At EUR 138.5 million, adjusted EBITDA was well below the previous year’s figure (EUR 228.2 million). In addition to the decline in revenues in the print business, provisions for the restructuring measures in the News Media National segment were particularly reflected here. Organically, adjusted EBITDA was 37.7 percent down on the prior-year figure. Adjusted EBITDA margin fell from 15.3 percent to 9.7 percent. Adjusted EBIT in the News Media segment decreased by 54.4 percent from EUR 158.2 million to EUR 72.1 million. The more pronounced decline in adjusted EBIT compared to the decline in adjusted EBITDA is due primarily to scheduled depreciation, whose decrease of 5.2 percent to EUR 66.4 million (PY: EUR 70.0 million) under-proportionately.
The Marketing Media segment increased the revenue by 0.8 percent to EUR 421.5 million (PY: EUR 418.3 million). Adjusted for consolidation and currency effects, revenues increased by 9.3 percent. This was helped by noticeable increases at idealo and Awin, among others.
The good business performance led to a significant increase in adjusted EBITDA of 20.3 percent to EUR 107.8 million (previous year: EUR 89.6 million). EBITDA increased organically by 26.1 percent. Marketing Media thus improved the adjusted EBITDA margin from 21.4 percent in the previous year to 25.6 percent. Adjusted EBIT in the Marketing Media segment rose by 26.1 percent from EUR 66.0 million to EUR 83.3 million. Organically it increased by 34.4 percent. Depreciation, amortization and impairments increased by 4.0 percent to EUR 24.5 million in the reporting period (PY: EUR 23.6 million).

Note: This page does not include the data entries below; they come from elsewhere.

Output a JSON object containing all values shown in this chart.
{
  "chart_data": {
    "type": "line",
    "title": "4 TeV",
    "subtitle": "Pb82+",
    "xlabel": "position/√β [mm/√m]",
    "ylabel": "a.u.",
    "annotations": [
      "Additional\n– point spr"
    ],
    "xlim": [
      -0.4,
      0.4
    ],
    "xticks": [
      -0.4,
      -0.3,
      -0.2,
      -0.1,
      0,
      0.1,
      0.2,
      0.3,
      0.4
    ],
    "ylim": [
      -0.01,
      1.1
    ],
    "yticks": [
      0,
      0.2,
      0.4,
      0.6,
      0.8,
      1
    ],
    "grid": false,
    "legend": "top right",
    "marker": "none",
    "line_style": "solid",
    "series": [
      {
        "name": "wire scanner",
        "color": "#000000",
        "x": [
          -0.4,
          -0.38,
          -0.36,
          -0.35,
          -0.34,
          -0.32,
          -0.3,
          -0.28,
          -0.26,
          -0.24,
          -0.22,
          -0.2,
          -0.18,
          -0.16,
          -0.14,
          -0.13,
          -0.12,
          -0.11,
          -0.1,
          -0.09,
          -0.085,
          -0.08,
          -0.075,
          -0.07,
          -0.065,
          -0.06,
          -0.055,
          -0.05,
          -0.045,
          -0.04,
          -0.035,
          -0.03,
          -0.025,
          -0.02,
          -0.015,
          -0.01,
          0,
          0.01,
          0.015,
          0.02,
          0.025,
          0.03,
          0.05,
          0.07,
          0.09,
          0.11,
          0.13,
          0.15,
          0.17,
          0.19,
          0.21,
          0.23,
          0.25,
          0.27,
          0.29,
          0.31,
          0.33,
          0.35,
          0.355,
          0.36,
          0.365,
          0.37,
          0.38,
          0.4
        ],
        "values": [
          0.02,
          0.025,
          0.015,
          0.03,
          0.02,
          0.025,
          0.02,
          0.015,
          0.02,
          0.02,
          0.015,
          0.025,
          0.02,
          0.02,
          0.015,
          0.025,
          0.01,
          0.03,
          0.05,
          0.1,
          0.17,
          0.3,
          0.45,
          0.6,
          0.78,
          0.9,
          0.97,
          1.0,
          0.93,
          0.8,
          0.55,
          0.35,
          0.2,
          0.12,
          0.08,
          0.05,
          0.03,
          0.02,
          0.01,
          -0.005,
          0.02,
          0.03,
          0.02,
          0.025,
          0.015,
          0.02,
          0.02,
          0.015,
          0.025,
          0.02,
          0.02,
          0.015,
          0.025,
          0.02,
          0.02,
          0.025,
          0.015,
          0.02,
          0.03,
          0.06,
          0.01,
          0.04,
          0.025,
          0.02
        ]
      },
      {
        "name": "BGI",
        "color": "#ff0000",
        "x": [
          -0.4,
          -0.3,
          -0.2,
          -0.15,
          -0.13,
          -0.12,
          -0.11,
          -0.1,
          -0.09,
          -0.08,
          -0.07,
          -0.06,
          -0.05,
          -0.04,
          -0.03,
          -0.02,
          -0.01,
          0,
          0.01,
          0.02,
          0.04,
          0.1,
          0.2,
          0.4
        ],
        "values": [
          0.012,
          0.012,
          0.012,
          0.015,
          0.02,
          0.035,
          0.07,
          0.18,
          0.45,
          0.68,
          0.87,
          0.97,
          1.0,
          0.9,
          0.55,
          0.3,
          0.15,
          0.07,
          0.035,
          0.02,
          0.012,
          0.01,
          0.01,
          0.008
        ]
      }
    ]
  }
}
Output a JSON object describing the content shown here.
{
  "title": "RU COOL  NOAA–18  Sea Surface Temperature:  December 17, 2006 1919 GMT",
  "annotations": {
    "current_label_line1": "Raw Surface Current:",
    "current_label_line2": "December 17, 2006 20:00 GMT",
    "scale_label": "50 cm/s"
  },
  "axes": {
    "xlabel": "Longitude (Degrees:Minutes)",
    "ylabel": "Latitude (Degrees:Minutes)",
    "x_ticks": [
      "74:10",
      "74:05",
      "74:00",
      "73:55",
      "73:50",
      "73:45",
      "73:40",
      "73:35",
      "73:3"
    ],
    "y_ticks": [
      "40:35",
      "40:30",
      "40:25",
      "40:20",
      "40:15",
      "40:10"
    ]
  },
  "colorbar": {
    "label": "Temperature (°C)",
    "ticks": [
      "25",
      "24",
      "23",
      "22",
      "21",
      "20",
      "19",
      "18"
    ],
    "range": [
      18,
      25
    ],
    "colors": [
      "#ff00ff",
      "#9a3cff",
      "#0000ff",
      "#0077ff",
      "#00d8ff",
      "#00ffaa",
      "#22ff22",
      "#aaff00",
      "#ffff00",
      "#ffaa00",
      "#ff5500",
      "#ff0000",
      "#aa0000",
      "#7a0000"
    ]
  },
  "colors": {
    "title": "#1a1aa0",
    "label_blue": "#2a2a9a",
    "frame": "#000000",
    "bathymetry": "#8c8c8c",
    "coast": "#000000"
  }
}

Revenues in the Services/Holding segment decreased relative to the comparable prior-year period by 14.4 percent and amounted to EUR 46.0 million (PY: EUR 53.7 million). One of the main factors here was the market-related decline in the print products business. Adjusted EBITDA fell to EUR –84.1 million (PY: EUR –67.0 million). This decrease resulted from the loss of one-off income, lower revenues and higher project expenditure. The adjusted EBIT in the Services/Holding segment amounted to EUR –118.6 million (PY: EUR –103.0 million). Depreciation, amortization and impairments amounting to EUR 34.5 million were below the level of the prior year (EUR 36.0 million).